Influence of health status on mobility
Normal or pathological ageing, a change in health status, or a physical, sensory or neurological disability can all have an impact on mobility, whether driving, walking or using public transport. Identifying the influence of health status on mobility is fundamental to offering support aimed at reducing these difficulties. The aim is therefore to gain a better understanding of the impact of cognitive, motor or sensory deficits linked to age, disability or pathology on mobility activities. The aim is also to identify the compensatory mechanisms that are put in place over time to limit the effects of age, disability or illness. Cognitive functions, particularly executive functions, are being explored in greater depth, as they are particularly affected by physiological ageing and/or the onset of neurodegenerative disease. Individuals' awareness of their own abilities or difficulties (metacognition) is also taken into account, as this variable plays a major role in regulating mobility: a person who is aware of his or her own physical and cognitive limits will adapt his or her movements accordingly.
The research carried out in this area is carried out in close collaboration with healthcare professionals (neurologists, occupational therapists, neuropsychologists) and addresses the problems of assessing the driving ability of people with cerebral palsy or patients with neurocognitive disorders.

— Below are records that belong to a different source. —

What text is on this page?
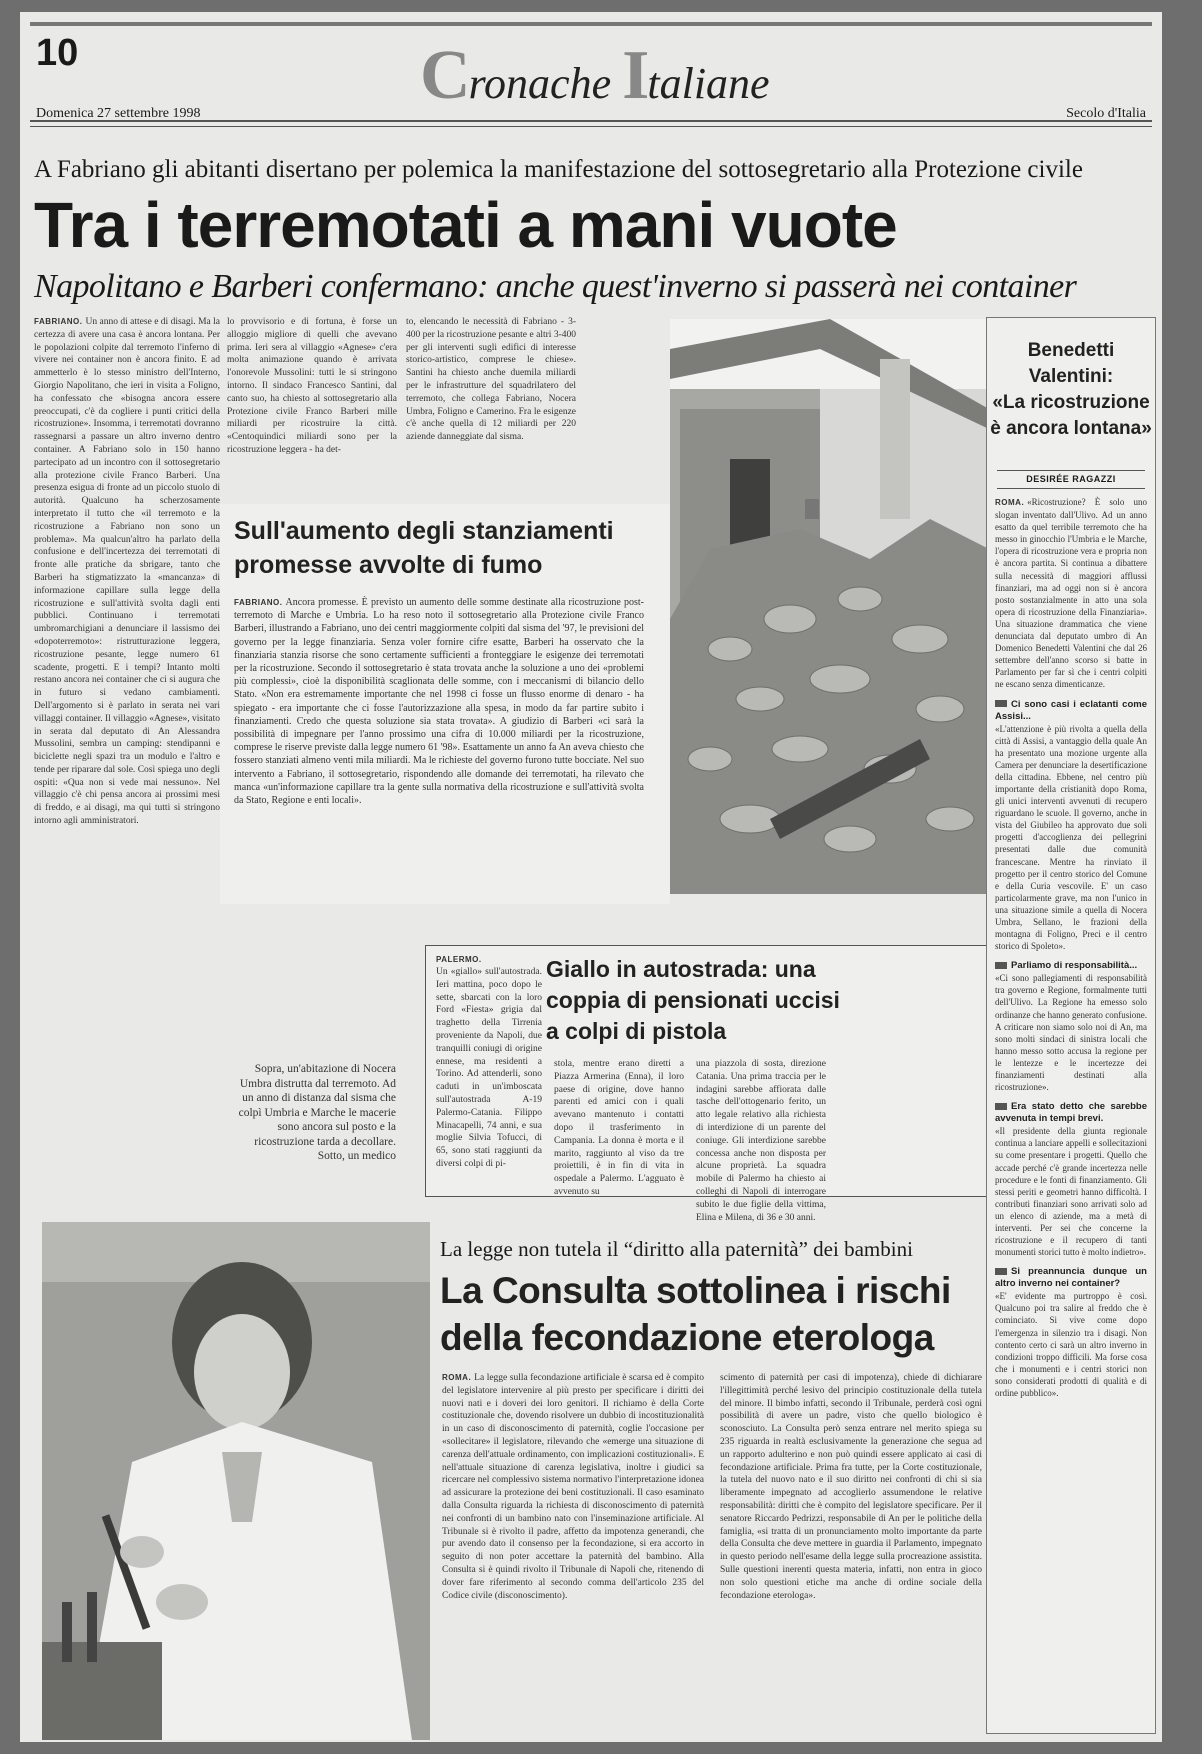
10	Cronache Italiane
Domenica 27 settembre 1998	Secolo d'Italia
A Fabriano gli abitanti disertano per polemica la manifestazione del sottosegretario alla Protezione civile
Tra i terremotati a mani vuote
Napolitano e Barberi confermano: anche quest'inverno si passerà nei container
FABRIANO. Un anno di attese e di disagi. Ma la certezza di avere una casa è ancora lontana. Per le popolazioni colpite dal terremoto l'inferno di vivere nei container non è ancora finito. E ad ammetterlo è lo stesso ministro dell'Interno, Giorgio Napolitano, che ieri in visita a Foligno, ha confessato che «bisogna ancora essere preoccupati, c'è da cogliere i punti critici della ricostruzione». Insomma, i terremotati dovranno rassegnarsi a passare un altro inverno dentro container. A Fabriano solo in 150 hanno partecipato ad un incontro con il sottosegretario alla protezione civile Franco Barberi. Una presenza esigua di fronte ad un piccolo stuolo di autorità. Qualcuno ha scherzosamente interpretato il tutto che «il terremoto e la ricostruzione a Fabriano non sono un problema». Ma qualcun'altro ha parlato della confusione e dell'incertezza dei terremotati di fronte alle pratiche da sbrigare, tanto che Barberi ha stigmatizzato la «mancanza» di informazione capillare sulla legge della ricostruzione e sull'attività svolta dagli enti pubblici. Continuano i terremotati umbromarchigiani a denunciare il lassismo dei «dopoterremoto»: ristrutturazione leggera, ricostruzione pesante, legge numero 61 scadente, progetti. E i tempi? Intanto molti restano ancora nei container che ci si augura che in futuro si vedano cambiamenti. Dell'argomento si è parlato in serata nei vari villaggi container. Il villaggio «Agnese», visitato in serata dal deputato di An Alessandra Mussolini, sembra un camping: stendipanni e biciclette negli spazi tra un modulo e l'altro e tende per riparare dal sole. Così spiega uno degli ospiti: «Qua non si vede mai nessuno». Nel villaggio c'è chi pensa ancora ai prossimi mesi di freddo, e ai disagi, ma qui tutti si stringono intorno agli amministratori.
lo provvisorio e di fortuna, è forse un alloggio migliore di quelli che avevano prima. Ieri sera al villaggio «Agnese» c'era molta animazione quando è arrivata l'onorevole Mussolini: tutti le si stringono intorno. Il sindaco Francesco Santini, dal canto suo, ha chiesto al sottosegretario alla Protezione civile Franco Barberi mille miliardi per ricostruire la città. «Centoquindici miliardi sono per la ricostruzione leggera - ha det-
to, elencando le necessità di Fabriano - 3-400 per la ricostruzione pesante e altri 3-400 per gli interventi sugli edifici di interesse storico-artistico, comprese le chiese». Santini ha chiesto anche duemila miliardi per le infrastrutture del squadrilatero del terremoto, che collega Fabriano, Nocera Umbra, Foligno e Camerino. Fra le esigenze c'è anche quella di 12 miliardi per 220 aziende danneggiate dal sisma.
Sull'aumento degli stanziamenti promesse avvolte di fumo
FABRIANO. Ancora promesse. È previsto un aumento delle somme destinate alla ricostruzione post-terremoto di Marche e Umbria. Lo ha reso noto il sottosegretario alla Protezione civile Franco Barberi, illustrando a Fabriano, uno dei centri maggiormente colpiti dal sisma del '97, le previsioni del governo per la legge finanziaria. Senza voler fornire cifre esatte, Barberi ha osservato che la finanziaria stanzia risorse che sono certamente sufficienti a fronteggiare le esigenze dei terremotati per la ricostruzione. Secondo il sottosegretario è stata trovata anche la soluzione a uno dei «problemi più complessi», cioè la disponibilità scaglionata delle somme, con i meccanismi di bilancio dello Stato. «Non era estremamente importante che nel 1998 ci fosse un flusso enorme di denaro - ha spiegato - era importante che ci fosse l'autorizzazione alla spesa, in modo da far partire subito i finanziamenti. Credo che questa soluzione sia stata trovata». A giudizio di Barberi «ci sarà la possibilità di impegnare per l'anno prossimo una cifra di 10.000 miliardi per la ricostruzione, comprese le riserve previste dalla legge numero 61 '98». Esattamente un anno fa An aveva chiesto che fossero stanziati almeno venti mila miliardi. Ma le richieste del governo furono tutte bocciate. Nel suo intervento a Fabriano, il sottosegretario, rispondendo alle domande dei terremotati, ha rilevato che manca «un'informazione capillare tra la gente sulla normativa della ricostruzione e sull'attività svolta da Stato, Regione e enti locali».
Sopra, un'abitazione di Nocera Umbra distrutta dal terremoto. Ad un anno di distanza dal sisma che colpì Umbria e Marche le macerie sono ancora sul posto e la ricostruzione tarda a decollare. Sotto, un medico
PALERMO.	Giallo in autostrada: una coppia di pensionati uccisi a colpi di pistola
Un «giallo» sull'autostrada. Ieri mattina, poco dopo le sette, sbarcati con la loro Ford «Fiesta» grigia dal traghetto della Tirrenia proveniente da Napoli, due tranquilli coniugi di origine ennese, ma residenti a Torino. Ad attenderli, sono caduti in un'imboscata sull'autostrada A-19 Palermo-Catania. Filippo Minacapelli, 74 anni, e sua moglie Silvia Tofucci, di 65, sono stati raggiunti da diversi colpi di pi-
stola, mentre erano diretti a Piazza Armerina (Enna), il loro paese di origine, dove hanno parenti ed amici con i quali avevano mantenuto i contatti dopo il trasferimento in Campania. La donna è morta e il marito, raggiunto al viso da tre proiettili, è in fin di vita in ospedale a Palermo. L'agguato è avvenuto su
una piazzola di sosta, direzione Catania. Una prima traccia per le indagini sarebbe affiorata dalle tasche dell'ottogenario ferito, un atto legale relativo alla richiesta di interdizione di un parente del coniuge. Gli interdizione sarebbe concessa anche non disposta per alcune proprietà. La squadra mobile di Palermo ha chiesto ai colleghi di Napoli di interrogare subito le due figlie della vittima, Elina e Milena, di 36 e 30 anni.
La legge non tutela il “diritto alla paternità” dei bambini
La Consulta sottolinea i rischi della fecondazione eterologa
ROMA. La legge sulla fecondazione artificiale è scarsa ed è compito del legislatore intervenire al più presto per specificare i diritti dei nuovi nati e i doveri dei loro genitori. Il richiamo è della Corte costituzionale che, dovendo risolvere un dubbio di incostituzionalità in un caso di disconoscimento di paternità, coglie l'occasione per «sollecitare» il legislatore, rilevando che «emerge una situazione di carenza dell'attuale ordinamento, con implicazioni costituzionali». E nell'attuale situazione di carenza legislativa, inoltre i giudici sa ricercare nel complessivo sistema normativo l'interpretazione idonea ad assicurare la protezione dei beni costituzionali. Il caso esaminato dalla Consulta riguarda la richiesta di disconoscimento di paternità nei confronti di un bambino nato con l'inseminazione artificiale. Al Tribunale si è rivolto il padre, affetto da impotenza generandi, che pur avendo dato il consenso per la fecondazione, si era accorto in seguito di non poter accettare la paternità del bambino. Alla Consulta si è quindi rivolto il Tribunale di Napoli che, ritenendo di dover fare riferimento al secondo comma dell'articolo 235 del Codice civile (disconoscimento).
scimento di paternità per casi di impotenza), chiede di dichiarare l'illegittimità perché lesivo del principio costituzionale della tutela del minore. Il bimbo infatti, secondo il Tribunale, perderà così ogni possibilità di avere un padre, visto che quello biologico è sconosciuto. La Consulta però senza entrare nel merito spiega su 235 riguarda in realtà esclusivamente la generazione che segua ad un rapporto adulterino e non può quindi essere applicato ai casi di fecondazione artificiale. Prima fra tutte, per la Corte costituzionale, la tutela del nuovo nato e il suo diritto nei confronti di chi si sia liberamente impegnato ad accoglierlo assumendone le relative responsabilità: diritti che è compito del legislatore specificare. Per il senatore Riccardo Pedrizzi, responsabile di An per le politiche della famiglia, «si tratta di un pronunciamento molto importante da parte della Consulta che deve mettere in guardia il Parlamento, impegnato in questo periodo nell'esame della legge sulla procreazione assistita. Sulle questioni inerenti questa materia, infatti, non entra in gioco non solo questioni etiche ma anche di ordine sociale della fecondazione eterologa».
Benedetti
Valentini:
«La ricostruzione
è ancora lontana»
DESIRÉE RAGAZZI
ROMA. «Ricostruzione? È solo uno slogan inventato dall'Ulivo. Ad un anno esatto da quel terribile terremoto che ha messo in ginocchio l'Umbria e le Marche, l'opera di ricostruzione vera e propria non è ancora partita. Si continua a dibattere sulla necessità di maggiori afflussi finanziari, ma ad oggi non si è ancora posto sostanzialmente in atto una sola opera di ricostruzione della Finanziaria». Una situazione drammatica che viene denunciata dal deputato umbro di An Domenico Benedetti Valentini che dal 26 settembre dell'anno scorso si batte in Parlamento per far sì che i centri colpiti ne escano senza dimenticanze.
Ci sono casi i eclatanti come Assisi...
«L'attenzione è più rivolta a quella della città di Assisi, a vantaggio della quale An ha presentato una mozione urgente alla Camera per denunciare la desertificazione della cittadina. Ebbene, nel centro più importante della cristianità dopo Roma, gli unici interventi avvenuti di recupero riguardano le scuole. Il governo, anche in vista del Giubileo ha approvato due soli progetti d'accoglienza dei pellegrini presentati dalle due comunità francescane. Mentre ha rinviato il progetto per il centro storico del Comune e della Curia vescovile. E' un caso particolarmente grave, ma non l'unico in una situazione simile a quella di Nocera Umbra, Sellano, le frazioni della montagna di Foligno, Preci e il centro storico di Spoleto».
Parliamo di responsabilità...
«Ci sono pallegiamenti di responsabilità tra governo e Regione, formalmente tutti dell'Ulivo. La Regione ha emesso solo ordinanze che hanno generato confusione. A criticare non siamo solo noi di An, ma sono molti sindaci di sinistra locali che hanno messo sotto accusa la regione per le lentezze e le incertezze dei finanziamenti destinati alla ricostruzione».
Era stato detto che sarebbe avvenuta in tempi brevi.
«Il presidente della giunta regionale continua a lanciare appelli e sollecitazioni su come presentare i progetti. Quello che accade perché c'è grande incertezza nelle procedure e le fonti di finanziamento. Gli stessi periti e geometri hanno difficoltà. I contributi finanziari sono arrivati solo ad un elenco di aziende, ma a metà di interventi. Per sei che concerne la ricostruzione e il recupero di tanti monumenti storici tutto è molto indietro».
Si preannuncia dunque un altro inverno nei container?
«E' evidente ma purtroppo è così. Qualcuno poi tra salire al freddo che è cominciato. Si vive come dopo l'emergenza in silenzio tra i disagi. Non contento certo ci sarà un altro inverno in condizioni troppo difficili. Ma forse cosa che i monumenti e i centri storici non sono considerati prodotti di qualità e di ordine pubblico».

The aim, for example, is to study the benefits of programmes to encourage people who have suffered a stroke to resume driving or, conversely, to help people with neuro-cognitive disorders to gradually stop driving. In a similar vein, the accessibility and acceptability of automated vehicles for the elderly raises new research questions that the laboratory is beginning to address.

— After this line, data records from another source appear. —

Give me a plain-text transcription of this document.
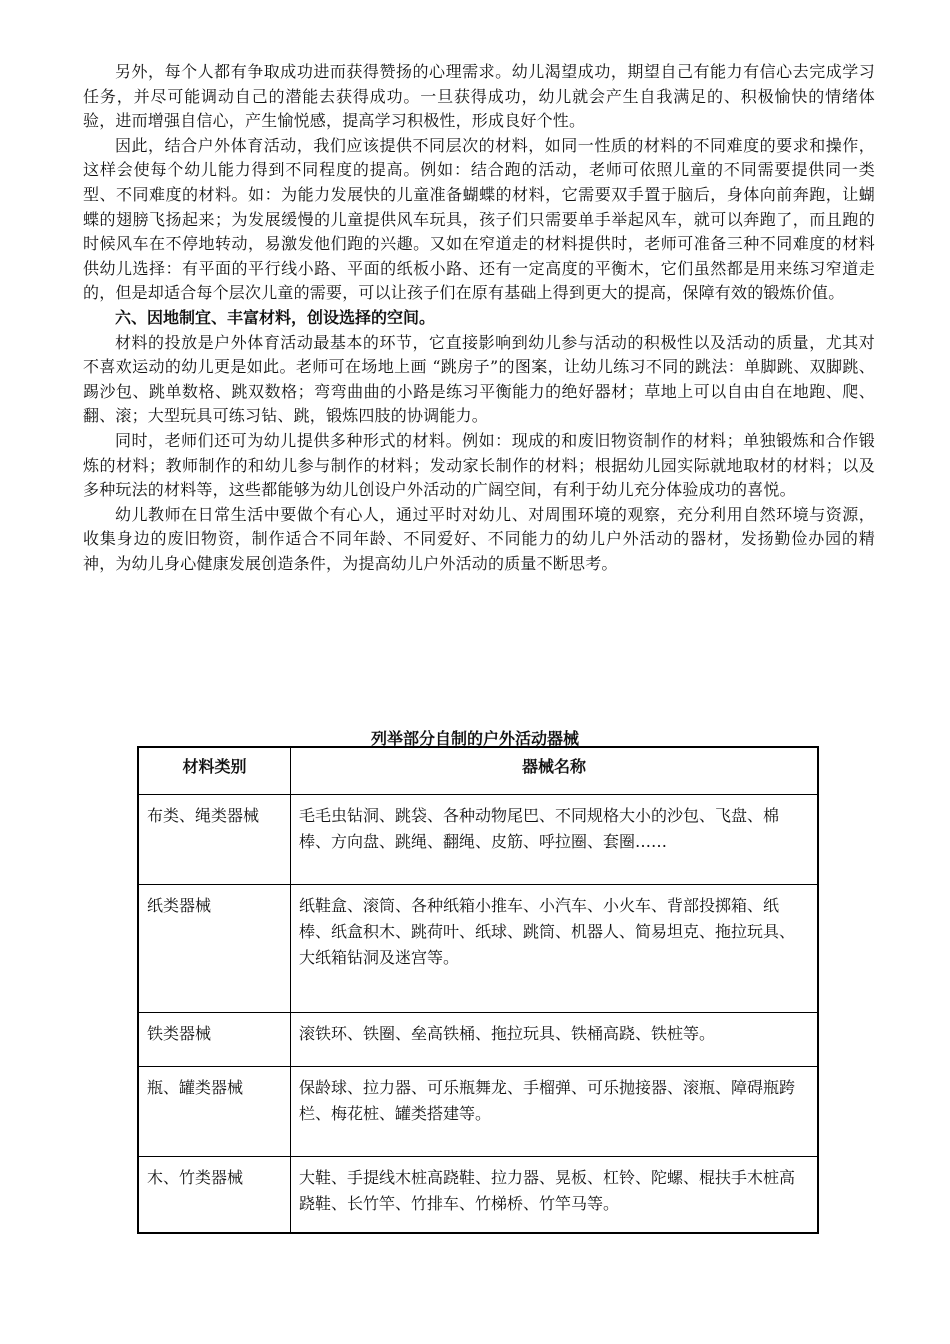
另外，每个人都有争取成功进而获得赞扬的心理需求。幼儿渴望成功，期望自己有能力有信心去完成学习任务，并尽可能调动自己的潜能去获得成功。一旦获得成功，幼儿就会产生自我满足的、积极愉快的情绪体验，进而增强自信心，产生愉悦感，提高学习积极性，形成良好个性。

因此，结合户外体育活动，我们应该提供不同层次的材料，如同一性质的材料的不同难度的要求和操作，这样会使每个幼儿能力得到不同程度的提高。例如：结合跑的活动，老师可依照儿童的不同需要提供同一类型、不同难度的材料。如：为能力发展快的儿童准备蝴蝶的材料，它需要双手置于脑后，身体向前奔跑，让蝴蝶的翅膀飞扬起来；为发展缓慢的儿童提供风车玩具，孩子们只需要单手举起风车，就可以奔跑了，而且跑的时候风车在不停地转动，易激发他们跑的兴趣。又如在窄道走的材料提供时，老师可准备三种不同难度的材料供幼儿选择：有平面的平行线小路、平面的纸板小路、还有一定高度的平衡木，它们虽然都是用来练习窄道走的，但是却适合每个层次儿童的需要，可以让孩子们在原有基础上得到更大的提高，保障有效的锻炼价值。

六、因地制宜、丰富材料，创设选择的空间。

材料的投放是户外体育活动最基本的环节，它直接影响到幼儿参与活动的积极性以及活动的质量，尤其对不喜欢运动的幼儿更是如此。老师可在场地上画 “跳房子”的图案，让幼儿练习不同的跳法：单脚跳、双脚跳、踢沙包、跳单数格、跳双数格；弯弯曲曲的小路是练习平衡能力的绝好器材；草地上可以自由自在地跑、爬、翻、滚；大型玩具可练习钻、跳，锻炼四肢的协调能力。

同时，老师们还可为幼儿提供多种形式的材料。例如：现成的和废旧物资制作的材料；单独锻炼和合作锻炼的材料；教师制作的和幼儿参与制作的材料；发动家长制作的材料；根据幼儿园实际就地取材的材料；以及多种玩法的材料等，这些都能够为幼儿创设户外活动的广阔空间，有利于幼儿充分体验成功的喜悦。

幼儿教师在日常生活中要做个有心人，通过平时对幼儿、对周围环境的观察，充分利用自然环境与资源，收集身边的废旧物资，制作适合不同年龄、不同爱好、不同能力的幼儿户外活动的器材，发扬勤俭办园的精神，为幼儿身心健康发展创造条件，为提高幼儿户外活动的质量不断思考。

列举部分自制的户外活动器械
材料类别	器械名称
布类、绳类器械	毛毛虫钻洞、跳袋、各种动物尾巴、不同规格大小的沙包、飞盘、棉棒、方向盘、跳绳、翻绳、皮筋、呼拉圈、套圈……
纸类器械	纸鞋盒、滚筒、各种纸箱小推车、小汽车、小火车、背部投掷箱、纸棒、纸盒积木、跳荷叶、纸球、跳筒、机器人、简易坦克、拖拉玩具、大纸箱钻洞及迷宫等。
铁类器械	滚铁环、铁圈、垒高铁桶、拖拉玩具、铁桶高跷、铁桩等。
瓶、罐类器械	保龄球、拉力器、可乐瓶舞龙、手榴弹、可乐抛接器、滚瓶、障碍瓶跨栏、梅花桩、罐类搭建等。
木、竹类器械	大鞋、手提线木桩高跷鞋、拉力器、晃板、杠铃、陀螺、棍扶手木桩高跷鞋、长竹竿、竹排车、竹梯桥、竹竿马等。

In addition, research is focusing on preventing the risk of falls in the elderly, with or without age-related pathologies. The benefits of an intensive physical programme for people with Parkinson's disease are real and will be the subject of further research in the coming years. The laboratory is also interested in the consequences of a linguistic handicap, such as deafness or dyslexia, on the understanding of the transport environment, either in a station context to access passenger information broadcast orally, or in a context of learning the highway code. Dyslexia can be accompanied by attentional problems which, combined with written language disorders, interfere with driving and learning the highway code.